Abstract:In the big data era, scalability has become a crucial requirement for any useful computational model. Probabilistic graphical models are very useful for mining and discovering data insights, but they are not scalable enough to be suitable for big data problems. Bayesian Networks particularly demonstrate this limitation when their data is represented using few random variables while each random variable has a massive set of values.
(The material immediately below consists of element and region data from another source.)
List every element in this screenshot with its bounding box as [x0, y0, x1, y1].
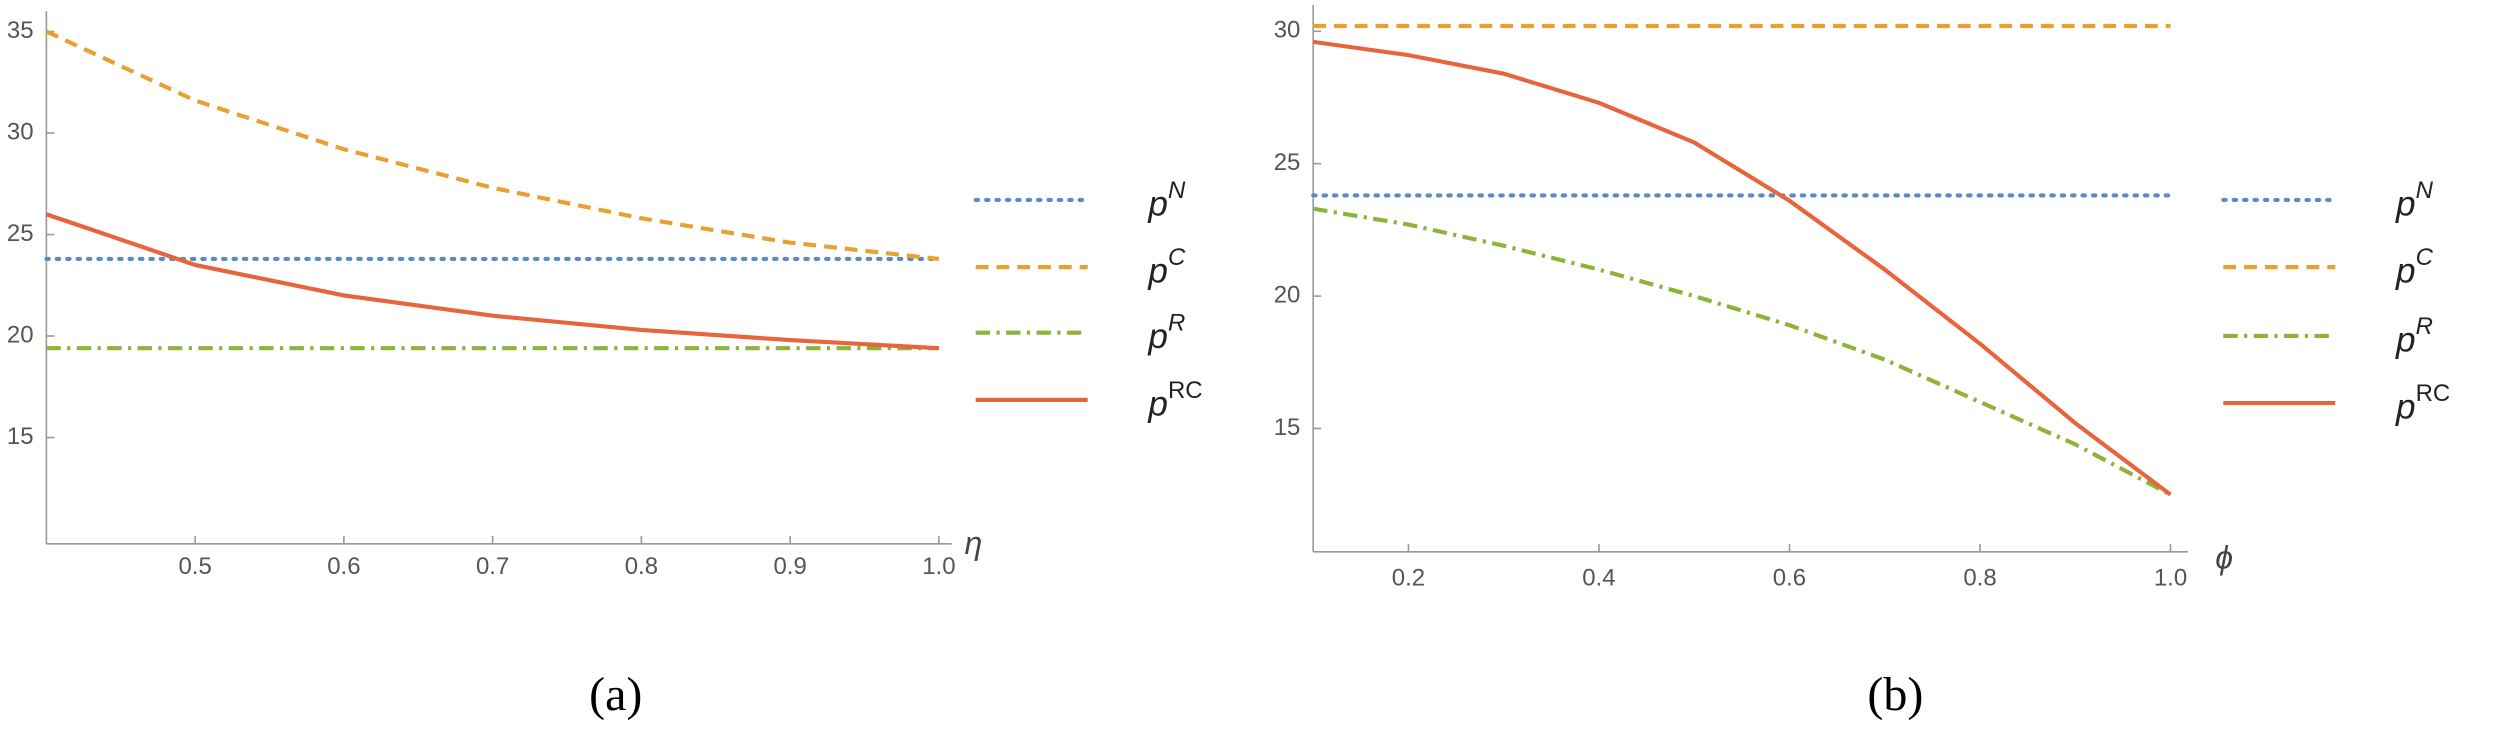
legend-label: pC — [1147, 244, 1186, 290]
y-tick-label: 30 — [1274, 17, 1301, 44]
caption: (a) — [589, 668, 642, 721]
x-tick-label: 0.5 — [178, 553, 211, 580]
legend-label: pRC — [2395, 380, 2450, 426]
legend-label: pN — [1147, 177, 1186, 223]
x-axis-label: ϕ — [2215, 539, 2233, 575]
y-tick-label: 20 — [1274, 281, 1301, 308]
legend-label: pC — [2395, 244, 2434, 290]
caption: (b) — [1867, 668, 1923, 721]
series-line — [1312, 206, 2172, 497]
series-line — [45, 29, 940, 261]
y-tick-label: 30 — [7, 118, 34, 145]
y-tick-label: 20 — [7, 321, 34, 348]
x-tick-label: 0.7 — [476, 553, 509, 580]
chart: 15 20 25 30 0.2 0.4 0.6 0.8 1.0 ϕ (b) pN pC pR pRC — [1274, 4, 2450, 721]
series-line — [45, 212, 940, 351]
x-tick-label: 0.9 — [773, 553, 806, 580]
x-tick-label: 0.2 — [1392, 564, 1425, 591]
legend-label: pR — [2395, 313, 2433, 359]
x-tick-label: 0.8 — [1963, 564, 1996, 591]
x-tick-label: 0.4 — [1582, 564, 1615, 591]
x-axis-label: η — [964, 525, 982, 561]
legend-label: pRC — [1147, 377, 1202, 423]
chart: 15 20 25 30 35 0.5 0.6 0.7 0.8 0.9 1.0 η (a) pN pC pR pR… — [7, 11, 1203, 721]
x-tick-label: 0.6 — [1773, 564, 1806, 591]
x-tick-label: 1.0 — [2154, 564, 2187, 591]
y-tick-label: 15 — [7, 423, 34, 450]
y-tick-label: 25 — [1274, 149, 1301, 176]
x-tick-label: 1.0 — [922, 553, 955, 580]
y-tick-label: 15 — [1274, 414, 1301, 441]
x-tick-label: 0.6 — [327, 553, 360, 580]
y-tick-label: 25 — [7, 220, 34, 247]
x-tick-label: 0.8 — [625, 553, 658, 580]
legend-label: pN — [2395, 177, 2434, 223]
y-tick-label: 35 — [7, 17, 34, 44]
series-line — [1312, 39, 2172, 497]
legend-label: pR — [1147, 310, 1185, 356]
With hierarchical data - data that is arranged in a treelike structure with several levels - one would expect to see hundreds of thousands or millions of values distributed over even just a small number of levels. When modeling this kind of hierarchical data across large data sets, Bayesian networks become infeasible for representing the probability distributions for the following reasons: i) Each level represents a single random variable with hundreds of thousands of values, ii) The number of levels is usually small, so there are also few random variables, and iii) The structure of the network is predefined since the dependency is modeled top-down from each parent to each of its child nodes, so the network would contain a single linear path for the random variables from each parent to each child node. In this paper we present a scalable probabilistic graphical model to overcome these limitations for massive hierarchical data. We believe the proposed model will lead to an easily-scalable, more readable, and expressive implementation for problems that require probabilistic-based solutions for massive amounts of hierarchical data. We successfully applied this model to solve two different challenging probabilistic-based problems on massive hierarchical data sets for different domains, namely, bioinformatics and latent semantic discovery over search logs.